Felipe de Paula e Fausto Macedo | 03 de fevereiro de 2026 - 21h15

Reunião em quilombo de MG termina em acusação contra procurador e reação do MPF

Advogada grávida diz ter sido ameaçada durante encontro em Araçuaí; Ministério Público Federal nega irregularidades

POLÍTICA
A advogada Lívia Alves dos Santos, de 25 anos. - (Foto: Reprodução)

Uma reunião realizada no último domingo (1º) na comunidade quilombola de Giral, em Araçuaí, no Vale do Jequitinhonha, em Minas Gerais, terminou em confronto verbal, registro de boletim de ocorrência e troca de acusações entre a advogada Lívia Alves dos Santos, de 25 anos, e o procurador da República Helder Magno da Silva. O caso passou a ser apurado após a advogada relatar à Polícia ter sido hostilizada e ameaçada durante o encontro.

Grávida de oito meses, Lívia afirma que o procurador avançou de forma agressiva em sua direção durante a reunião e que precisou ser contido por moradores da comunidade. O episódio foi registrado em boletim de ocorrência, no qual consta que a intervenção de terceiros teria evitado uma possível agressão física.

“A vítima relata que moradores da comunidade que estavam no local intervieram para impedir uma possível agressão física, diante do comportamento agressivo atribuído ao procurador”, diz o registro policial.

Segundo a advogada, após a discussão ela procurou atendimento médico por ter apresentado fortes contrações. No boletim, ela relata ter se sentido ameaçada e vítima de abuso de autoridade, afirmando que o procurador reiterava ser a maior autoridade presente no local.

“Quis me silenciar e me diminuir como mulher e advogada”, declarou Lívia. Ela também questionou a postura do membro do Ministério Público. “As posições dele, pelo que sei, não condizem com a imparcialidade funcional que um procurador tem que ter”, afirmou.

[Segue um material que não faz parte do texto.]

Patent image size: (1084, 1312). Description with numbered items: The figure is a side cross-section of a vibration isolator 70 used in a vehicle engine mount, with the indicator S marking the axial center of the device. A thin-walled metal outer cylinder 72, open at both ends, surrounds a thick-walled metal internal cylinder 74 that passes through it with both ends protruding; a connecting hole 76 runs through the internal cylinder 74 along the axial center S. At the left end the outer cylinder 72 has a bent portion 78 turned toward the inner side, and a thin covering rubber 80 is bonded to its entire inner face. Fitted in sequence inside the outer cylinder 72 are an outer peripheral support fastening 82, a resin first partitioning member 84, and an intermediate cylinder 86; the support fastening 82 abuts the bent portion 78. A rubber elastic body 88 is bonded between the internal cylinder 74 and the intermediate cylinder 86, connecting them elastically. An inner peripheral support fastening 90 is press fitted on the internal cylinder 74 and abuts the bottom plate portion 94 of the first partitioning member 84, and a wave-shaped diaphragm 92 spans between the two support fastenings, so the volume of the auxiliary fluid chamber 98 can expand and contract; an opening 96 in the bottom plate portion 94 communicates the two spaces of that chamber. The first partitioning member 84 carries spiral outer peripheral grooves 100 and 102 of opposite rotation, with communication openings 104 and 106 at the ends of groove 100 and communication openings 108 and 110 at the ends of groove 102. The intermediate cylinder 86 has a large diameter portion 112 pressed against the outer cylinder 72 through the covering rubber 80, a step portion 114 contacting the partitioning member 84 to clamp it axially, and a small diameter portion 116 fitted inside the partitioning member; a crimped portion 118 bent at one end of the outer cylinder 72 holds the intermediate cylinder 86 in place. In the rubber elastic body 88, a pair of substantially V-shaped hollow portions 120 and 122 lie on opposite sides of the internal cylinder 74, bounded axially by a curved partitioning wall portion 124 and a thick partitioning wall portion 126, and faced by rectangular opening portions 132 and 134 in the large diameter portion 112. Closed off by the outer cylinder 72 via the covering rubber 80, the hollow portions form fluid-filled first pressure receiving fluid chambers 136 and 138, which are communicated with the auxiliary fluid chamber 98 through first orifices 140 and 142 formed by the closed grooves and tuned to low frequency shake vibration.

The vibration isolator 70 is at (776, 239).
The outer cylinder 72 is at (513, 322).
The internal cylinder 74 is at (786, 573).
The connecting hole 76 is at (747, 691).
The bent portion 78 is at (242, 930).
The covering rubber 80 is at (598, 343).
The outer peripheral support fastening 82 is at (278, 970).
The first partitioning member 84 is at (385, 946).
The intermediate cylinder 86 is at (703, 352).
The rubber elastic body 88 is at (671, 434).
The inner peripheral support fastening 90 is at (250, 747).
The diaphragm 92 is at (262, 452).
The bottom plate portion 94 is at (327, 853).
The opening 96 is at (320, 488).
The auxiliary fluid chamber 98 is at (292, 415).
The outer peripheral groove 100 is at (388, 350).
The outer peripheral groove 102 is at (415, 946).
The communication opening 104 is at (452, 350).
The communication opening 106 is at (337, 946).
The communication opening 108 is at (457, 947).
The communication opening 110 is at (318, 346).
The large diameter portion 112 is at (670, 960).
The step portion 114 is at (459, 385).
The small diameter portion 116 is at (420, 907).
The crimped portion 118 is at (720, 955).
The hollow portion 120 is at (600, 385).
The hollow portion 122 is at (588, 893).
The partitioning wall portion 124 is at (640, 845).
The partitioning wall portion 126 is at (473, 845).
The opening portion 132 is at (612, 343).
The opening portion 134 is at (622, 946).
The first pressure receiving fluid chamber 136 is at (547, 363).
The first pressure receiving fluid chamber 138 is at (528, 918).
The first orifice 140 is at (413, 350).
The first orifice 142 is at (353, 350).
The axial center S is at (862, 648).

De acordo com o relato da advogada, Helder Magno chegou à reunião com cerca de duas horas e meia de atraso e não a cumprimentou. Lívia representa a comunidade quilombola de Giral após a Federação Quilombola NGolo ter ingressado com uma ação civil pública em nome da comunidade, sem que, segundo ela, houvesse consulta prévia aos moradores.

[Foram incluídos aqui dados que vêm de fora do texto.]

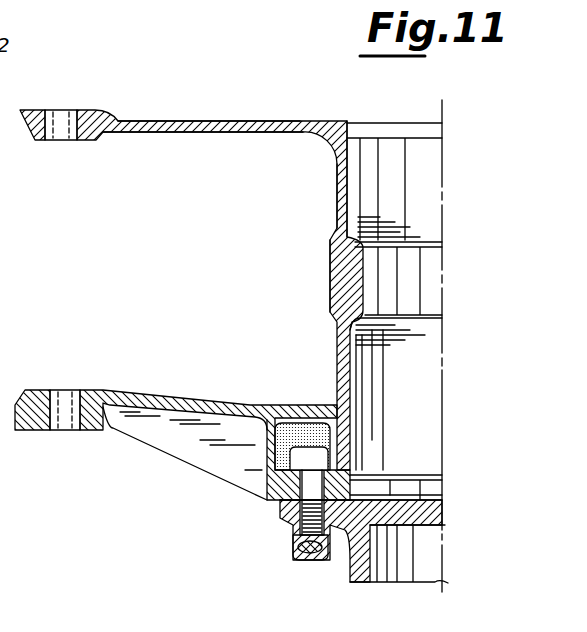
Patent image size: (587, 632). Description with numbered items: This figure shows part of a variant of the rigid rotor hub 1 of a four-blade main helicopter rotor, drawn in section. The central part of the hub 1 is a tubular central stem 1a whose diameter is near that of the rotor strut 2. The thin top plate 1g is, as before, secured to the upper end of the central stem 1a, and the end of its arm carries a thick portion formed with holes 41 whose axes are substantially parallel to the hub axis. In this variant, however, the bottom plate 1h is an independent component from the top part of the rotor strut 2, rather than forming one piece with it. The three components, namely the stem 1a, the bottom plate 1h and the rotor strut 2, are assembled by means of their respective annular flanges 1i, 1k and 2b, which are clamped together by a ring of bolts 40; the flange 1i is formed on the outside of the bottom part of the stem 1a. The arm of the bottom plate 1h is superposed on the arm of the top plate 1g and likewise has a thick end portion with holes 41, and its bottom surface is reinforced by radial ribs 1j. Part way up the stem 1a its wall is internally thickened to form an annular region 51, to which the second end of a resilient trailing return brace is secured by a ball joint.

The hub 1 is at (326, 239).
The central stem 1a is at (340, 188).
The top plate 1g is at (193, 130).
The bottom plate 1h is at (182, 402).
The annular flange 1i is at (352, 462).
The radial ribs 1j is at (180, 433).
The annular flange 1k is at (370, 490).
The rotor strut 2 is at (357, 558).
The annular flange 2b is at (287, 513).
The bolts 40 is at (313, 447).
The holes 41 is at (65, 115).
The annular region 51 is at (347, 285).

Em nota oficial, o Ministério Público Federal rejeitou “categoricamente” a versão apresentada pela advogada e afirmou que não houve qualquer agressão física ou verbal por parte do procurador. Segundo o MPF, vídeos que circulam nas redes sociais mostram apenas trechos do encontro e não refletem o contexto completo da reunião.

“O que ocorreu foi um debate, estritamente pautado na condução metodológica de importante evento destinado a explicar para a comunidade quilombola o que consiste o seu direito à consulta”, afirmou o órgão.

O MPF explicou que a reunião foi organizada pela Federação Quilombola NGolo para tratar do Direito à Consulta Prévia, Livre, Informada e de Boa-Fé, previsto na Convenção 169 da Organização Internacional do Trabalho (OIT). Helder Magno teria participado como autoridade convidada, na condição de presidente do inquérito civil que apura o tema.

Segundo a Procuradoria, o procurador atuou de forma “enérgica” para impedir o que classificou como uma tentativa de simular um procedimento de consulta prévia em desacordo com a legislação e com a jurisprudência internacional.

“O procurador interveio ao interpretar que as perguntas formuladas induziam a comunidade a erro, em prejuízo da vontade coletiva”, afirmou o MPF, destacando que o encontro ocorreu em um ambiente de tensão, com divergências internas sobre interesses minerários e a proteção do território quilombola.

Ainda de acordo com o MPF, após a Federação NGolo ajuizar uma ação civil pública para exigir consulta prévia antes do licenciamento de um empreendimento de mineração de lítio, a diretoria da associação local — patrocinada pela advogada — tentou ingressar no processo judicial. O pedido foi negado pela Justiça, após manifestações contrárias da Federação e do próprio Ministério Público.

A nota também destaca o histórico funcional de Helder Magno, citando sua atuação na defesa de direitos humanos e em casos como os desastres de Mariana e Brumadinho.

“O MPF reitera seu compromisso histórico com a proteção das comunidades vulneráveis e permanece aberto ao diálogo democrático, desde que respeitados os ritos legais”, conclui o órgão.

O caso segue repercutindo e deve ser analisado pelas instâncias competentes a partir do registro policial e das manifestações formais das partes envolvidas.